Reputation: 918
I'm trying to read data in this format:
<?xml version="1.0" encoding="UTF-8"?>
<body>
<![CDATA[sample content]]><br />
<![CDATA[more content]]><br />
<![CDATA[content]]><br /></body>
the data comes from a remote xml file so I cannot alter it. I've trying to read this with php using
$file = file_get_contents($r[0]->overview);
$xml = new SimpleXMLElement($file);
echo '<pre>';
print_r($xml);
echo '</pre>';
This outputs:
SimpleXMLElement Object
(
[br] => Array
(
[0] => SimpleXMLElement Object
(
)
[1] => SimpleXMLElement Object
(
)
[2] => SimpleXMLElement Object
(
)
)
)
I'm unsure how to read the contents, normally I could see an array or object I can loop through.
Any advice would be appreciated.
Upvotes: 1
Views: 1808
Reputation: 19502
The problem is just SimpleXMLs magic. CDATA sections are a special kind of text nodes, they allow to write the special characters in XML without the encoding (<, >, ", ').

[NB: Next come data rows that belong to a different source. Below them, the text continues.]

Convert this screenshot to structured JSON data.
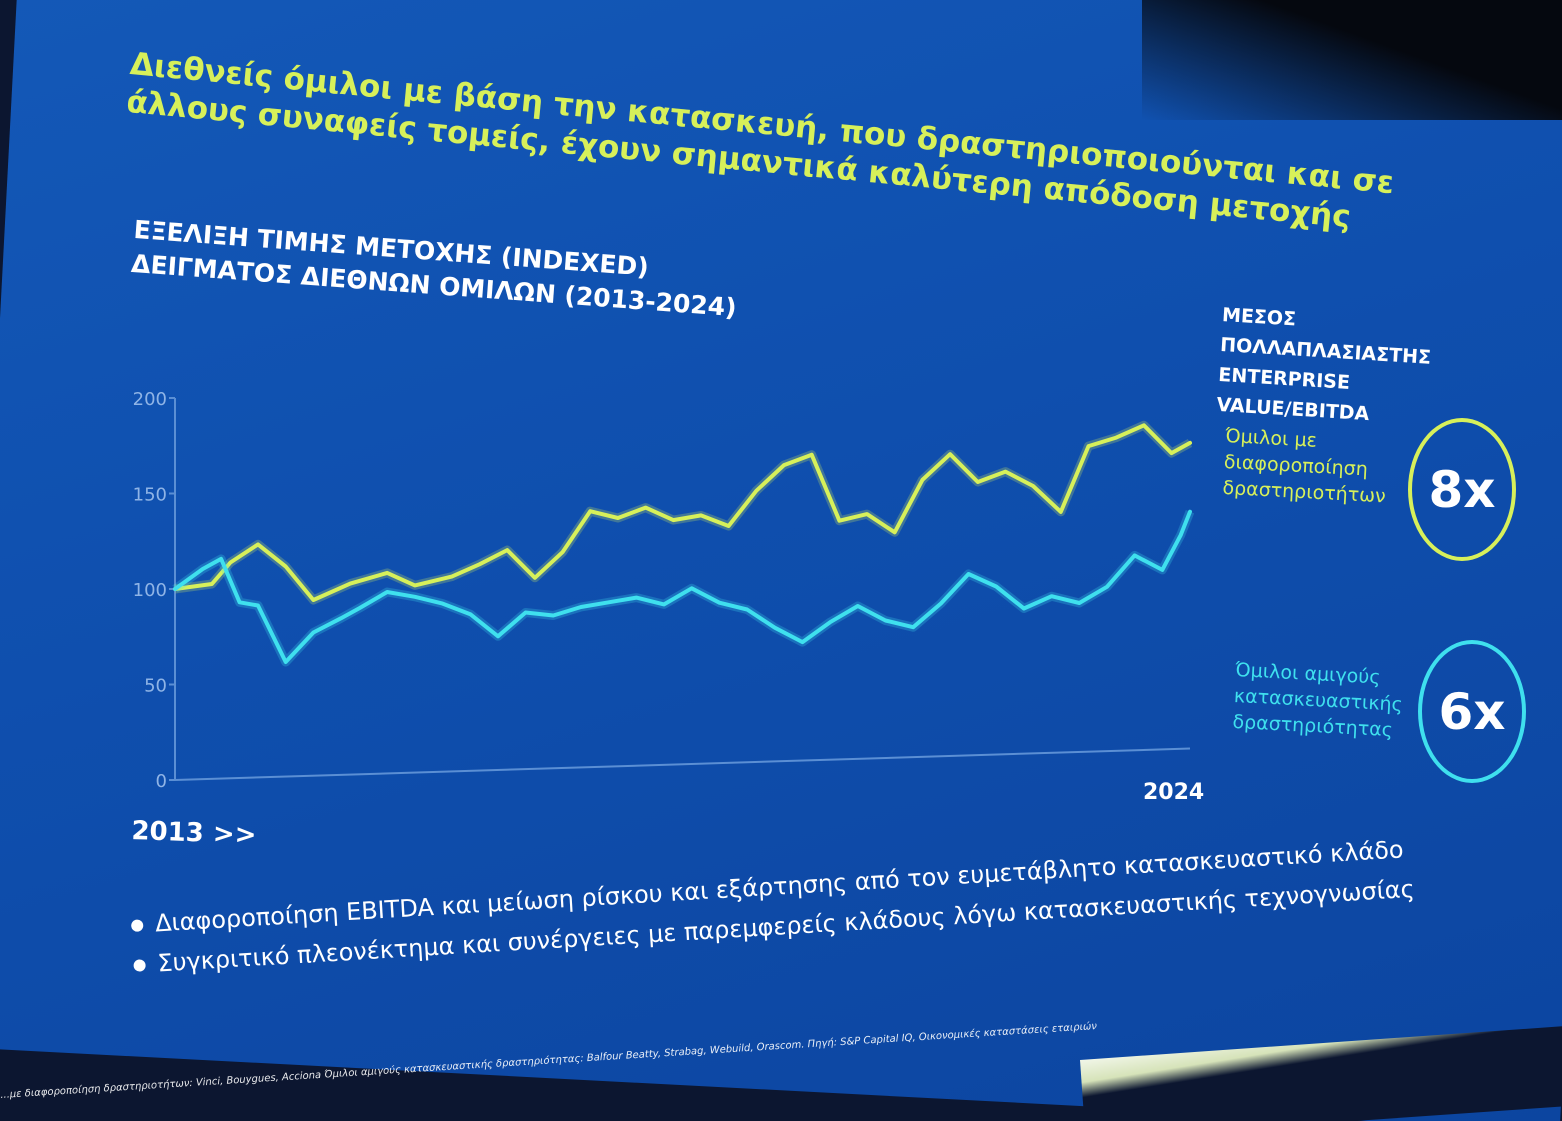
{
  "slide": {
    "headline": "Διεθνείς όμιλοι με βάση την κατασκευή, που δραστηριοποιούνται και σε άλλους συναφείς τομείς, έχουν σημαντικά καλύτερη απόδοση μετοχής",
    "chart_title_line1": "ΕΞΕΛΙΞΗ ΤΙΜΗΣ ΜΕΤΟΧΗΣ (INDEXED)",
    "chart_title_line2": "ΔΕΙΓΜΑΤΟΣ ΔΙΕΘΝΩΝ ΟΜΙΛΩΝ (2013-2024)",
    "side_title_line1": "ΜΕΣΟΣ ΠΟΛΛΑΠΛΑΣΙΑΣΤΗΣ",
    "side_title_line2": "ENTERPRISE VALUE/EBITDA",
    "groups": [
      {
        "label_lines": [
          "Όμιλοι με",
          "διαφοροποίηση",
          "δραστηριοτήτων"
        ],
        "multiple": "8x",
        "color": "#d7f05a"
      },
      {
        "label_lines": [
          "Όμιλοι αμιγούς",
          "κατασκευαστικής",
          "δραστηριότητας"
        ],
        "multiple": "6x",
        "color": "#3fe0ee"
      }
    ],
    "start_label": "2013 >>",
    "end_label": "2024",
    "bullets": [
      "Διαφοροποίηση EBITDA και μείωση ρίσκου και εξάρτησης από τον ευμετάβλητο κατασκευαστικό κλάδο",
      "Συγκριτικό πλεονέκτημα και συνέργειες με παρεμφερείς κλάδους λόγω κατασκευαστικής τεχνογνωσίας"
    ],
    "footnote": "...με διαφοροποίηση δραστηριοτήτων: Vinci, Bouygues, Acciona   Όμιλοι αμιγούς κατασκευαστικής δραστηριότητας: Balfour Beatty, Strabag, Webuild, Orascom.  Πηγή: S&P Capital IQ, Οικονομικές καταστάσεις εταιριών"
  },
  "chart_data": {
    "type": "line",
    "title": "ΕΞΕΛΙΞΗ ΤΙΜΗΣ ΜΕΤΟΧΗΣ (INDEXED) ΔΕΙΓΜΑΤΟΣ ΔΙΕΘΝΩΝ ΟΜΙΛΩΝ (2013-2024)",
    "xlabel": "",
    "ylabel": "",
    "ylim": [
      0,
      200
    ],
    "yticks": [
      0,
      50,
      100,
      150,
      200
    ],
    "xrange": [
      2013,
      2024
    ],
    "grid": false,
    "series": [
      {
        "name": "Όμιλοι με διαφοροποίηση δραστηριοτήτων",
        "color": "#d7f05a",
        "x": [
          2013.0,
          2013.4,
          2013.6,
          2013.9,
          2014.2,
          2014.5,
          2014.9,
          2015.3,
          2015.6,
          2016.0,
          2016.3,
          2016.6,
          2016.9,
          2017.2,
          2017.5,
          2017.8,
          2018.1,
          2018.4,
          2018.7,
          2019.0,
          2019.3,
          2019.6,
          2019.9,
          2020.2,
          2020.5,
          2020.8,
          2021.1,
          2021.4,
          2021.7,
          2022.0,
          2022.3,
          2022.6,
          2022.9,
          2023.2,
          2023.5,
          2023.8,
          2024.0
        ],
        "values": [
          100,
          102,
          113,
          122,
          110,
          92,
          100,
          105,
          98,
          102,
          108,
          115,
          100,
          113,
          134,
          130,
          135,
          128,
          130,
          124,
          142,
          155,
          160,
          125,
          128,
          118,
          145,
          158,
          143,
          148,
          140,
          126,
          160,
          164,
          170,
          155,
          160
        ]
      },
      {
        "name": "Όμιλοι αμιγούς κατασκευαστικής δραστηριότητας",
        "color": "#3fe0ee",
        "x": [
          2013.0,
          2013.3,
          2013.5,
          2013.7,
          2013.9,
          2014.2,
          2014.5,
          2014.8,
          2015.0,
          2015.3,
          2015.6,
          2015.9,
          2016.2,
          2016.5,
          2016.8,
          2017.1,
          2017.4,
          2017.7,
          2018.0,
          2018.3,
          2018.6,
          2018.9,
          2019.2,
          2019.5,
          2019.8,
          2020.1,
          2020.4,
          2020.7,
          2021.0,
          2021.3,
          2021.6,
          2021.9,
          2022.2,
          2022.5,
          2022.8,
          2023.1,
          2023.4,
          2023.7,
          2023.9,
          2024.0
        ],
        "values": [
          100,
          110,
          115,
          92,
          90,
          60,
          75,
          82,
          87,
          95,
          92,
          88,
          82,
          70,
          82,
          80,
          84,
          86,
          88,
          84,
          92,
          84,
          80,
          70,
          62,
          72,
          80,
          72,
          68,
          80,
          95,
          88,
          76,
          82,
          78,
          86,
          102,
          94,
          112,
          124
        ]
      }
    ]
  }
}
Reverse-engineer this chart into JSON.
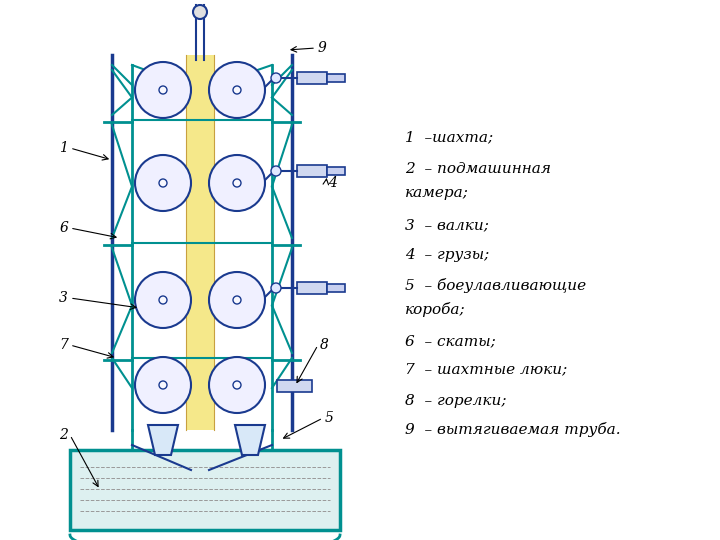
{
  "bg_color": "#ffffff",
  "blue": "#1a3a8f",
  "teal": "#009090",
  "orange_center": "#e8c060",
  "text_color": "#000000",
  "legend_lines": [
    "1  –шахта;",
    "2  – подмашинная",
    "камера;",
    "3  – валки;",
    "4  – грузы;",
    "5  – боеулавливающие",
    "короба;",
    "6  – скаты;",
    "7  – шахтные люки;",
    "8  – горелки;",
    "9  – вытягиваемая труба."
  ],
  "figsize": [
    7.2,
    5.4
  ],
  "dpi": 100
}
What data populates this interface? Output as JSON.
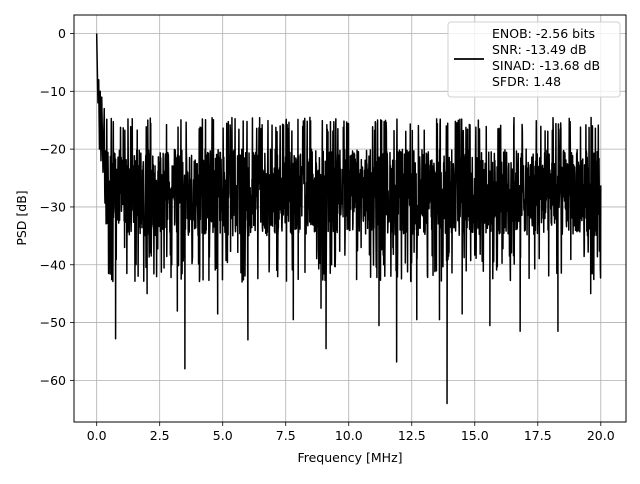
{
  "chart_data": {
    "type": "line",
    "title": "",
    "xlabel": "Frequency [MHz]",
    "ylabel": "PSD [dB]",
    "xlim": [
      -0.9,
      21.0
    ],
    "ylim": [
      -67.2,
      3.2
    ],
    "grid": true,
    "legend_position": "top-right",
    "x_ticks": [
      0.0,
      2.5,
      5.0,
      7.5,
      10.0,
      12.5,
      15.0,
      17.5,
      20.0
    ],
    "x_tick_labels": [
      "0.0",
      "2.5",
      "5.0",
      "7.5",
      "10.0",
      "12.5",
      "15.0",
      "17.5",
      "20.0"
    ],
    "y_ticks": [
      0,
      -10,
      -20,
      -30,
      -40,
      -50,
      -60
    ],
    "y_tick_labels": [
      "0",
      "−10",
      "−20",
      "−30",
      "−40",
      "−50",
      "−60"
    ],
    "legend_entries": [
      "ENOB: -2.56 bits",
      "SNR: -13.49 dB",
      "SINAD: -13.68 dB",
      "SFDR: 1.48"
    ],
    "series": [
      {
        "color": "#000000",
        "spectrum": {
          "x_range": [
            0.0,
            20.0
          ],
          "peak": {
            "x": 0.0,
            "y": 0.0
          },
          "low_freq_points": [
            [
              0.02,
              -5
            ],
            [
              0.05,
              -12
            ],
            [
              0.08,
              -8
            ],
            [
              0.11,
              -20
            ],
            [
              0.14,
              -10
            ],
            [
              0.17,
              -22
            ],
            [
              0.2,
              -11
            ],
            [
              0.25,
              -24
            ],
            [
              0.3,
              -13
            ]
          ],
          "upper_envelope_db": -14.5,
          "typical_range_db": [
            -35,
            -20
          ],
          "minima": [
            {
              "x": 0.75,
              "y": -52.8
            },
            {
              "x": 2.0,
              "y": -45.0
            },
            {
              "x": 3.2,
              "y": -48.0
            },
            {
              "x": 3.5,
              "y": -58.0
            },
            {
              "x": 4.8,
              "y": -48.5
            },
            {
              "x": 6.0,
              "y": -53.0
            },
            {
              "x": 7.8,
              "y": -49.5
            },
            {
              "x": 8.9,
              "y": -47.5
            },
            {
              "x": 9.1,
              "y": -54.5
            },
            {
              "x": 11.2,
              "y": -50.5
            },
            {
              "x": 11.9,
              "y": -56.8
            },
            {
              "x": 12.7,
              "y": -49.5
            },
            {
              "x": 13.6,
              "y": -49.5
            },
            {
              "x": 13.9,
              "y": -64.0
            },
            {
              "x": 14.5,
              "y": -48.5
            },
            {
              "x": 15.6,
              "y": -50.5
            },
            {
              "x": 16.8,
              "y": -51.5
            },
            {
              "x": 18.3,
              "y": -51.5
            },
            {
              "x": 19.6,
              "y": -45.0
            }
          ]
        }
      }
    ]
  }
}
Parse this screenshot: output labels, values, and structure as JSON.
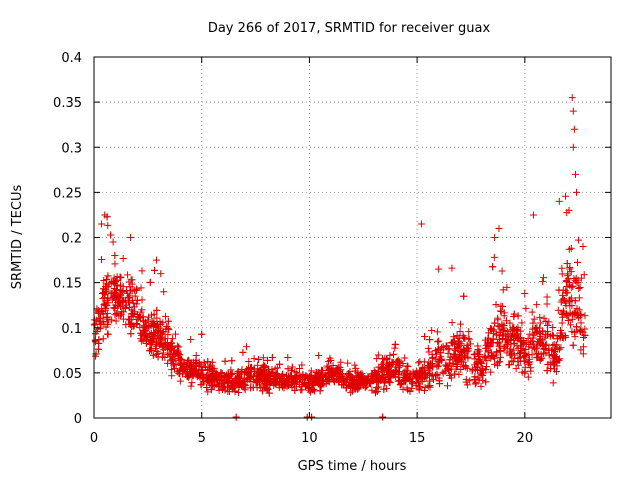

This has two reasons: backwards compatibility for the script elements and better human readability.
They are still nodes and can be read as such:
<?php
$xml = <<<'XML'
<?xml version="1.0" encoding="UTF-8"?>
<body>
<![CDATA[sample content]]><br />
<![CDATA[more content]]><br />
<![CDATA[content]]><br /></body>
XML;
$dom = new DOMDocument();
$dom->loadXml($xml);
$xpath = new DOMXpath($dom);
// iterate all text child nodes that are not just whitespaces
foreach($xpath->evaluate('/body/text()[normalize-space(.) != ""]') as $node) {
var_dump($xpath->evaluate('string(.)', $node));
}
Output: https://eval.in/140237
string(14) "sample content"
string(12) "more content"
string(7) "content"
Upvotes: 1
Reputation: 68556
The <![CDATA[sample content]]>
should be encased in a opening and a closing tag , only then the data can be retrieved. Also, to read the CDATA
content , you should use the LIBXML_NOCDATA
parameter.
Since those CDATA
did not have any proper encasement you were getting the empty array.
<?php
$content = '<?xml version="1.0" encoding="UTF-8"?>
<body>
<![CDATA[sample content]]><br />
<![CDATA[more content]]><br />
<![CDATA[content]]><br /></body>';
$content = str_replace(array('<br />','<!',']>'),array('','<br><!',']></br>'),$content);
$xml = simplexml_load_string($content, 'SimpleXMLElement', LIBXML_NOCDATA | LIBXML_NOBLANKS);
print_r($xml);
OUTPUT:
SimpleXMLElement Object
(
[br] => Array
(
[0] => sample content
[1] => more content
[2] => content
)
)
Upvotes: 0